Do you simple paste the entire content of a webpage inside a prompt? You prepend the question from an enduser with that content?:i.e. dear chatgpt api, could you answer the following question [user question] based on the following text [website contents]
I guess not. Probably an offline process where they scrape the websites into chunks and build embeddings. At query time first search for the relevant chunks and then put those chunks into the prompt?
Yes, you are right. It's not possible to give the entire content in a prompt. A users' site can have a lot of pages and each page can potentially be super long.
You need to split content into chunk but also need to retain semantic meaning. I have been building same thing: https://chatfast.io. This also support scanned pdf and image. (I built my own algorithm, backend in c# not using llama_index or langchain)
Not exactly. Given one of my plans has 5000 pages, it is not possible to just paste the entire content in a prompt. Open AI API has a max tokens limit.

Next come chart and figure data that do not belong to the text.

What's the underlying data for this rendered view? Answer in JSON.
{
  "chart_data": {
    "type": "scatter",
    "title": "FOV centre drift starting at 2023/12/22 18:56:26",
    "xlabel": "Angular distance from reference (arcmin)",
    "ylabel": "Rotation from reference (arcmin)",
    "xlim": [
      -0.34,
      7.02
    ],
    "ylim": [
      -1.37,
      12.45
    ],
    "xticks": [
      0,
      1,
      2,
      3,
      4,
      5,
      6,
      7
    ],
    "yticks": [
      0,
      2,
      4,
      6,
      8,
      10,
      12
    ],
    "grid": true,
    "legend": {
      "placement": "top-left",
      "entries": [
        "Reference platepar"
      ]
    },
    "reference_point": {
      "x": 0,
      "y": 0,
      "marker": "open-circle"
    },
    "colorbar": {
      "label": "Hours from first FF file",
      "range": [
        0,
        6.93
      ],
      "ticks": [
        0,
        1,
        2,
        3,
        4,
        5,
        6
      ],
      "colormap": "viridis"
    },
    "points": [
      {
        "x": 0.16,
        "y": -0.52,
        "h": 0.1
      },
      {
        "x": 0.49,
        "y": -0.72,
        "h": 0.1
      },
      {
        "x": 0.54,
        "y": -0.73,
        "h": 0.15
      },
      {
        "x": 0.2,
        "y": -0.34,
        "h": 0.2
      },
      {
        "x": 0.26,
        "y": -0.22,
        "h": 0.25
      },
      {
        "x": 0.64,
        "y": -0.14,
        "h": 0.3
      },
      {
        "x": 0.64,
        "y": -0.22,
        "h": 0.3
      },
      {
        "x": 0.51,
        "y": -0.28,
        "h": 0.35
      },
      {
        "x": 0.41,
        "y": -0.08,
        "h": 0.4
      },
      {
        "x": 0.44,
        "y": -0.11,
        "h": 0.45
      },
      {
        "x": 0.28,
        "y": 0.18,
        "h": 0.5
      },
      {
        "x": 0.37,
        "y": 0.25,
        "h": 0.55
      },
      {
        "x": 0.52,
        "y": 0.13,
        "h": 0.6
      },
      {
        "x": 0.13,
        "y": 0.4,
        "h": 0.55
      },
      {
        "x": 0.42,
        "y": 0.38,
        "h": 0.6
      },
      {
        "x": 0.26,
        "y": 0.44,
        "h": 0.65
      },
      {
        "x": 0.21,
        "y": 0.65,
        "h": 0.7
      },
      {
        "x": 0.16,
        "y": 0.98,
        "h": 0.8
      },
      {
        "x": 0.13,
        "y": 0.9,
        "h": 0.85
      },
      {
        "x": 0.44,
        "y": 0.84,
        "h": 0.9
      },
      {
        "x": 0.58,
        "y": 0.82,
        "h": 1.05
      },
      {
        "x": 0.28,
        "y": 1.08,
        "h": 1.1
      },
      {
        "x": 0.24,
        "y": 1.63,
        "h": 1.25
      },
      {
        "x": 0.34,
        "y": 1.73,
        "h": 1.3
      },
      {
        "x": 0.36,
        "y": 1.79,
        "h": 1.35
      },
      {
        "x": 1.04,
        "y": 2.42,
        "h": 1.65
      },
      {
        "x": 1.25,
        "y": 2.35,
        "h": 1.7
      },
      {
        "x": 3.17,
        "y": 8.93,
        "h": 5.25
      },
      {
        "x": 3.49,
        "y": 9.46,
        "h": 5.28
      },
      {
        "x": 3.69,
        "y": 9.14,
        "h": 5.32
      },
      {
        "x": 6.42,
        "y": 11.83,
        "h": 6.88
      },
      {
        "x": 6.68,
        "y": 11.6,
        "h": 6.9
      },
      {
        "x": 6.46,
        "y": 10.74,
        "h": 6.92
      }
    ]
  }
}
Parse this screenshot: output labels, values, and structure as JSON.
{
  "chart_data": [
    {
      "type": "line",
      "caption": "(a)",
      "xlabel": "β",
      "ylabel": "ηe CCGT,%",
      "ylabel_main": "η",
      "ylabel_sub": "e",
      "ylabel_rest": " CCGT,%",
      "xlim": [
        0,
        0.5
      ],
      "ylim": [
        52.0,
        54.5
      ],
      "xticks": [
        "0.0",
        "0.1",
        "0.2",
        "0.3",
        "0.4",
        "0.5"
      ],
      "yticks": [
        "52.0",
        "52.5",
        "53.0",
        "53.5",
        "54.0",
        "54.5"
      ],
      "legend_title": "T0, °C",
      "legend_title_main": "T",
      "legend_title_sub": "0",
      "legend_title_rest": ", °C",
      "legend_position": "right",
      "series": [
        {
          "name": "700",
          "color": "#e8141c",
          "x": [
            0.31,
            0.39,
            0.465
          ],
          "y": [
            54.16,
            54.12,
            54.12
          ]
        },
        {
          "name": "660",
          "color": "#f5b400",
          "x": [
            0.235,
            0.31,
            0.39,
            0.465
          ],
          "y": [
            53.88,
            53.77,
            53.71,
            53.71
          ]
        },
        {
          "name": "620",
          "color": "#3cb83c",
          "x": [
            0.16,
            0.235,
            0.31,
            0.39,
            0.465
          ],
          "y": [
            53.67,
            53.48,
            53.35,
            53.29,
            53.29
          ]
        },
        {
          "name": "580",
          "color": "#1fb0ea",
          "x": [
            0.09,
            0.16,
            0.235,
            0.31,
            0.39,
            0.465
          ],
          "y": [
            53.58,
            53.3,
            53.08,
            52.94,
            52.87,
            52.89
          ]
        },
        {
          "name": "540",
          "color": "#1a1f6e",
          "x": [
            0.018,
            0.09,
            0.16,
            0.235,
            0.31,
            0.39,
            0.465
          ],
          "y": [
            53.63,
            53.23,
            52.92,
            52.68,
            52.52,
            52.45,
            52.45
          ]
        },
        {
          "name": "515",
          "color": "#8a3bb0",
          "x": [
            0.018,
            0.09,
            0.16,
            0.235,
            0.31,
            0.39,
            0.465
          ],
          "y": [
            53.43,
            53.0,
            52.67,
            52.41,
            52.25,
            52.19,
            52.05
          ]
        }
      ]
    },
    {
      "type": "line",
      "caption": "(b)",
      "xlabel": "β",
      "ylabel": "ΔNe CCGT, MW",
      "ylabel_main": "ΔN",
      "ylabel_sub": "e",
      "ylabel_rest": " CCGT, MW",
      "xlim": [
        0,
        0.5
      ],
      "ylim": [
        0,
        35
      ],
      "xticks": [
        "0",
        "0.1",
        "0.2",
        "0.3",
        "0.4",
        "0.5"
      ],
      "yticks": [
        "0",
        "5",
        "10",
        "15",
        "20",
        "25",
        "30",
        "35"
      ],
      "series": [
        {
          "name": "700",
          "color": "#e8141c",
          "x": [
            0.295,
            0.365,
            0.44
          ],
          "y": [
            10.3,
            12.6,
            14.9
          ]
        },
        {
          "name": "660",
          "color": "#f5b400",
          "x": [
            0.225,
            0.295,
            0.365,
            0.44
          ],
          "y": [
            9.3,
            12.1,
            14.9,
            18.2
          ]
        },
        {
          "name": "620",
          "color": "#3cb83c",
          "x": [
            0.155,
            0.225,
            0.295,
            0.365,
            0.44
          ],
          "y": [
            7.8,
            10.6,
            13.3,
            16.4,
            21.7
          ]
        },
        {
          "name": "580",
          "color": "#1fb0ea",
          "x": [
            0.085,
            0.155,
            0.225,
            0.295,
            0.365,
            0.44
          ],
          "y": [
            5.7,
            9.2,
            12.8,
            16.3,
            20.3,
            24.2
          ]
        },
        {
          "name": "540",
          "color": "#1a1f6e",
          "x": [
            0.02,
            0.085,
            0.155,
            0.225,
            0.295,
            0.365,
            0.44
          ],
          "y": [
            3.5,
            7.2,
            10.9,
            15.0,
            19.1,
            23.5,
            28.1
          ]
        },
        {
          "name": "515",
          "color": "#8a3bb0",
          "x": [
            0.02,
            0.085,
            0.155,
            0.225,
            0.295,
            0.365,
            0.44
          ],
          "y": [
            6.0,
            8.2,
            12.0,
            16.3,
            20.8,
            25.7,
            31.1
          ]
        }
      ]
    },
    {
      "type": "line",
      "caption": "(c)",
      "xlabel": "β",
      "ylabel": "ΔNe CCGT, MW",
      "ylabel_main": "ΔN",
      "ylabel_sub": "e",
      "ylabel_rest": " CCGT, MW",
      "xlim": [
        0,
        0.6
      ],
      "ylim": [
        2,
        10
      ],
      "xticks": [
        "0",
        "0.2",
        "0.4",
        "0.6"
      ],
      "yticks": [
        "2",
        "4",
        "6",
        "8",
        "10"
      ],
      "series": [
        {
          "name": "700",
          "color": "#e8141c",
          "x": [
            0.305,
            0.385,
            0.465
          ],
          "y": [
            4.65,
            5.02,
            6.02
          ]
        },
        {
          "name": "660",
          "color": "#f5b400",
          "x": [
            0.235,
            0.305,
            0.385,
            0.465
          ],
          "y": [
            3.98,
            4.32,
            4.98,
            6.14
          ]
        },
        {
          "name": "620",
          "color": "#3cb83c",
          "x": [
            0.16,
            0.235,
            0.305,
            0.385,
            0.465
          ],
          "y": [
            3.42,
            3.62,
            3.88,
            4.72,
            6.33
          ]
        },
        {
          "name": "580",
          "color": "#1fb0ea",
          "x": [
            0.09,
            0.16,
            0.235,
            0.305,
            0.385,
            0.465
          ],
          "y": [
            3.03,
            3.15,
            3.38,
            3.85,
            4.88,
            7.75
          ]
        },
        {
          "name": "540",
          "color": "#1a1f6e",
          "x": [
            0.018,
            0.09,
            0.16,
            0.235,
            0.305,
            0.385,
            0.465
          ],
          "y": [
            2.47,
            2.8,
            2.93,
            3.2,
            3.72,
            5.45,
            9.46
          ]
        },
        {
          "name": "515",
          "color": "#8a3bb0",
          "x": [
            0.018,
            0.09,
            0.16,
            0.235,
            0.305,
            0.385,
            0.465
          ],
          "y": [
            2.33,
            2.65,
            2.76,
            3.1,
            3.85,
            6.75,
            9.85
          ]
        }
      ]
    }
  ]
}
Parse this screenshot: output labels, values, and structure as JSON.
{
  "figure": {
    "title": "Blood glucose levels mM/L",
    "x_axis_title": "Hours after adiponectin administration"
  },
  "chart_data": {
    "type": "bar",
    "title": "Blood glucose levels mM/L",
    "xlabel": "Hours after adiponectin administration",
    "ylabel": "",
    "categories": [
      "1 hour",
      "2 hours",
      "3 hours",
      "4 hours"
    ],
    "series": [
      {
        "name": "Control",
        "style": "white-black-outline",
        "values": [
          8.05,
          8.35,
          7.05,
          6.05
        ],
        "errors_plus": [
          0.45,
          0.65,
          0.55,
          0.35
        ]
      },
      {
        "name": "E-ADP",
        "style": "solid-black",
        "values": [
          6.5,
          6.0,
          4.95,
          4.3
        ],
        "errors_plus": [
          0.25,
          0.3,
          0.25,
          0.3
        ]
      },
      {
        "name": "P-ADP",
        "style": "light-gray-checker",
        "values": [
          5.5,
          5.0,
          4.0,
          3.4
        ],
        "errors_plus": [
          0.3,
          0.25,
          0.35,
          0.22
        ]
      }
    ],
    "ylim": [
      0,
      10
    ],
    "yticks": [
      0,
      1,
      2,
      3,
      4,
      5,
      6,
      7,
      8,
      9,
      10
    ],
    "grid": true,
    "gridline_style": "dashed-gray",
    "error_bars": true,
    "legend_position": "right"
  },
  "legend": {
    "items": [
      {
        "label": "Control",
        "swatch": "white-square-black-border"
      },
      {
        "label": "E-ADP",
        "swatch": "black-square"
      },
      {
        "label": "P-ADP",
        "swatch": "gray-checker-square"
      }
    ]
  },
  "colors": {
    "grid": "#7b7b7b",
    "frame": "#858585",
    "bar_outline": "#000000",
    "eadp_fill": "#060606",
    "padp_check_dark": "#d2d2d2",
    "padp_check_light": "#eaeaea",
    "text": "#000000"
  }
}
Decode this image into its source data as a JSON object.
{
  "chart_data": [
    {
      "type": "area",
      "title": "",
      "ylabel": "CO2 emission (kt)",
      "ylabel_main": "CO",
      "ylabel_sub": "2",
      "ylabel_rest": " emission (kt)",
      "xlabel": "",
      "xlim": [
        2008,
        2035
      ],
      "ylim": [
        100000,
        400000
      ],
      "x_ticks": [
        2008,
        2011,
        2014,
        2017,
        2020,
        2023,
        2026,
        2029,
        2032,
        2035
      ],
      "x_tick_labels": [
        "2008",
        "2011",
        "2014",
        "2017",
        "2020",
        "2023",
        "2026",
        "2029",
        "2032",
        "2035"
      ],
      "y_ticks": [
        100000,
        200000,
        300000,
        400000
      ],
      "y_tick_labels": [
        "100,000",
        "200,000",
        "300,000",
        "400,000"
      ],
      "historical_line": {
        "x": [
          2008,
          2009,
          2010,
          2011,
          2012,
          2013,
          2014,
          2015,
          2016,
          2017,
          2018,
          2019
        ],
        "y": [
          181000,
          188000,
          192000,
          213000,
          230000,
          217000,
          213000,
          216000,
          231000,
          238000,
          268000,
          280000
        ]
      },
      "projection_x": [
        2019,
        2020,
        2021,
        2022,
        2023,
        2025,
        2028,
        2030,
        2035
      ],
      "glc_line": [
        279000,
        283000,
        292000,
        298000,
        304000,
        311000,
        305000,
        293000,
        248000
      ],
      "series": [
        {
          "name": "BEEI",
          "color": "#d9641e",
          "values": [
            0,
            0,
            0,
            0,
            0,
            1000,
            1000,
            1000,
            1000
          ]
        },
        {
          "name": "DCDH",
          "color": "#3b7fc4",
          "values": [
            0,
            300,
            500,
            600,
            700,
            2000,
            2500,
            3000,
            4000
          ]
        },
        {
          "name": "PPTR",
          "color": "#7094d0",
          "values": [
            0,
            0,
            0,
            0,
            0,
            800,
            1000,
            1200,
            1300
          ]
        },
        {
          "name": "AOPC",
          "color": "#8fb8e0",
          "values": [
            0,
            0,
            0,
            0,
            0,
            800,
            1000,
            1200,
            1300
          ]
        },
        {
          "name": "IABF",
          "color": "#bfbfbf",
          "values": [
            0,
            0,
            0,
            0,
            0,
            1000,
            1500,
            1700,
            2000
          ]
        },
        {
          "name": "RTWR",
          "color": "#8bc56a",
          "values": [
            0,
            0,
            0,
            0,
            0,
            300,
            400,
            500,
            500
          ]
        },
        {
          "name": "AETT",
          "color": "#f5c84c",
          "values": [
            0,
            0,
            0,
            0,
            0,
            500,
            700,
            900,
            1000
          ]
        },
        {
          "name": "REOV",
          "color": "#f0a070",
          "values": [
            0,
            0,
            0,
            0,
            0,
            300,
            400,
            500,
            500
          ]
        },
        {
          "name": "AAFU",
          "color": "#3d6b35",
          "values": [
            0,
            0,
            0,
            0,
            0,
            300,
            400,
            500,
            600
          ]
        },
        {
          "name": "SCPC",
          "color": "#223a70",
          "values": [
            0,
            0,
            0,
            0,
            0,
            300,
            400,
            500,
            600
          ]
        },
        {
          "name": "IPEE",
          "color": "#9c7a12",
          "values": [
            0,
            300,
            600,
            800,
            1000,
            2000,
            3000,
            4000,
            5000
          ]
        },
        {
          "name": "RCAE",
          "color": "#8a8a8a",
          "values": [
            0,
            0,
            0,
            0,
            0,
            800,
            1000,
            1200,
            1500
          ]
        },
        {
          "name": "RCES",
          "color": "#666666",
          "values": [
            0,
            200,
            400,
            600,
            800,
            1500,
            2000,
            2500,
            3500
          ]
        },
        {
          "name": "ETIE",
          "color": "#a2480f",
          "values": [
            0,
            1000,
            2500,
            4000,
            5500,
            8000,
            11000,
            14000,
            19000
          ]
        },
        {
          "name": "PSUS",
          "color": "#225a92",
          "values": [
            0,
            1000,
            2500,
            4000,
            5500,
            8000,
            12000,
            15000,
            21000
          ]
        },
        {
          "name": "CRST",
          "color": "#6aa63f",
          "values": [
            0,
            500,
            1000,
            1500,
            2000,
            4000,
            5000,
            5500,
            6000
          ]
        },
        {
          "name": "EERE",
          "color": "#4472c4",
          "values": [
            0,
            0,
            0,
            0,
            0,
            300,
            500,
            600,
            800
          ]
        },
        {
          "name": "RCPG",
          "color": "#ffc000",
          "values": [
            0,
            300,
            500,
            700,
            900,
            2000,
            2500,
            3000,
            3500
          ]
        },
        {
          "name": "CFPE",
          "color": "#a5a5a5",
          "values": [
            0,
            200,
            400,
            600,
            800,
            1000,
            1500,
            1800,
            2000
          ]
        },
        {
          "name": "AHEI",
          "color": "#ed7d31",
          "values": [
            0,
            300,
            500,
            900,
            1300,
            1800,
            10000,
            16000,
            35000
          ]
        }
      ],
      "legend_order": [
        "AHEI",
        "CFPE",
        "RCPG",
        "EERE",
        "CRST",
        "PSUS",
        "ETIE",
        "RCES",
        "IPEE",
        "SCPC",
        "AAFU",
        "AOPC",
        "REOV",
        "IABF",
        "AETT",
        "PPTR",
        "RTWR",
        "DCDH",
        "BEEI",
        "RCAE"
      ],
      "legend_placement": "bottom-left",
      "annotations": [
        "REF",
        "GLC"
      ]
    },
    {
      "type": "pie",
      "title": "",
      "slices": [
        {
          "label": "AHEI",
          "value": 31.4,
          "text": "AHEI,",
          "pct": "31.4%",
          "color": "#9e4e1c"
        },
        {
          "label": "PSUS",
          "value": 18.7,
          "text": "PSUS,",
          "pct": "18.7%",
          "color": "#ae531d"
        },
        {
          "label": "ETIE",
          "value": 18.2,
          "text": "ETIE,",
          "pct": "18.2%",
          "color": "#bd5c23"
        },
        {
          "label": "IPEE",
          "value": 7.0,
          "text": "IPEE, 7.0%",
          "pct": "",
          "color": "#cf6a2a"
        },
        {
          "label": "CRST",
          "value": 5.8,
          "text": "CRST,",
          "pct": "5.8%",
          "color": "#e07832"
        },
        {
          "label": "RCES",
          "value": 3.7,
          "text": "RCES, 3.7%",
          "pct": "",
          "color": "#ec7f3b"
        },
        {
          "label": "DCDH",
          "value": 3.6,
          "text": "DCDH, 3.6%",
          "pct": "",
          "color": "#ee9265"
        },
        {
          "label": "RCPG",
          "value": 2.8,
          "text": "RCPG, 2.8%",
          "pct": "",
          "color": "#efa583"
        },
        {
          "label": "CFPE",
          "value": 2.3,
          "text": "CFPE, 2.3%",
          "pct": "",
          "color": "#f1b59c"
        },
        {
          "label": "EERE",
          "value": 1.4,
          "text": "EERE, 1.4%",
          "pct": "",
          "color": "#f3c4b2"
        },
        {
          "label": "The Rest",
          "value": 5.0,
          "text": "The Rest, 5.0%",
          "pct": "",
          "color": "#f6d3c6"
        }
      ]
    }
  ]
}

I will first do some pre-processing on the content and fetch the relevant pieces of content before giving it as a prompt to the API.
It's pretty straightforward forward with LangChain and GPT-Index. There are lot of tutorials on the Internet for the same like this one https://youtu.be/9TxEQQyv9cE
I don't think chunking + embedding based retrieval is good enough. It's a good first draft for a solution, but the chunks are out of context, so the LLM could combine them in an unintended way.
Better to question each document separately and then combine the answers into one last LLM round. Even so, there might be inter-document context that is lost - for example looking at one document that depends on details in another one. Large collections of documents should be loaded up in multiple passes, as the interpretation of a document can change when encountering information in another document. Adding one single piece of information to a collection of documents could slightly change the interpretation of everything, that's how humans incorporate new information.
One interesting application of document-collection based chat bots is finding inconsistencies and contradictions in the source text. If they can do that, they can correctly incorporate new information.